Cumulatively and in an integrated strategy, from a dispute Kashmir is being relegated to an issue, soon to be entirely diluted and then eliminated under a well-thought-out electoral, political and societal process. It will creep in slowly and create its own immunity to the changes that will keep getting manifested in the psyche of all partners to the process. How will, or should, Pakistan react to such slow inducement of acquiescence?
The following seems the more likely response by Pakistan, unless things really change at the top end: Pakistan will continue to be lured by the romance of improving relations with India as a long-held strategic dream of changing the paradigm in South Asia. Implicit in such desire is the drive that seeks to relegate the India factor in Pakistani military’s calculus, in turn removing the endowed eminence to the army as a saviour against such predominant threat. Both remain falsely premised. But while the play of attempting normalisation enacts itself according to the Indian design, Pakistan’s political and military establishment may simply be too slow to register the subtlety that may seem innocuous but will portent major reformation of the issues, especially on Kashmir. By holding Pakistan off, India is simply gaining the critical liberty of action to implement the elements of policy that will accrue to it the desired policy objectives. Kashmir is heading that way.

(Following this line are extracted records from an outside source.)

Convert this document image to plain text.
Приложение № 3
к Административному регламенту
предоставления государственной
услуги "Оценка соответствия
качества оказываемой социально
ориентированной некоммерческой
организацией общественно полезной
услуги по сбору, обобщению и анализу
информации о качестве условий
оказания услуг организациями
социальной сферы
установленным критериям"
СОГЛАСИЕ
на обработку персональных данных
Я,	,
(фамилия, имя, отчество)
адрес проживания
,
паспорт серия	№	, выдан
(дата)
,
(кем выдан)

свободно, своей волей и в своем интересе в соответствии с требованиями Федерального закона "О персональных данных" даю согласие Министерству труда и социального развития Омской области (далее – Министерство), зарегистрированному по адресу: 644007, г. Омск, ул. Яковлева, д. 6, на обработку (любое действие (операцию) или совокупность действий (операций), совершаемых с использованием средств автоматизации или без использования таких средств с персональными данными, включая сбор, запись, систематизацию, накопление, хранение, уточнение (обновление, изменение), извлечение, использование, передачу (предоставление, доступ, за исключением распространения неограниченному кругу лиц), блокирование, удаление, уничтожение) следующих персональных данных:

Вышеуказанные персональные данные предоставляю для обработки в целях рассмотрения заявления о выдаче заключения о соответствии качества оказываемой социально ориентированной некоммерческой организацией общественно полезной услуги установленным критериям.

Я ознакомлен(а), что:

The prognosis of a possible Pakistani response? If Pakistan’s political and diplomatic response is either wanting, or delayed, or non-existent, the inevitability of the dispute falling into the lap of the military to respond will be the only default eventuality. A military that may have waited earlier on the sidelines will be forced to react to an Indian ploy that may be far too advanced in implementation.
Under unfavourable circumstances the army may be forced to find recourse in traditional responses. Will that mean 1989 all over again; or another skirmish or war? No one can tell. Indian cleverness with policy arrayed against Pakistani military may slide into another geopolitical degeneration with attendant consequences. Instead, political prudence through engagement and cooperative recourse to seek mutually beneficial resolution to the problem can bring us stability and peace in South Asia. It is time to bring in greater sincerity and avoid clever policy plays. The alternates are clearly disastrous.
The writer is a retired air-vice marshal of the Pakistan Air Force and served as its deputy chief of staff.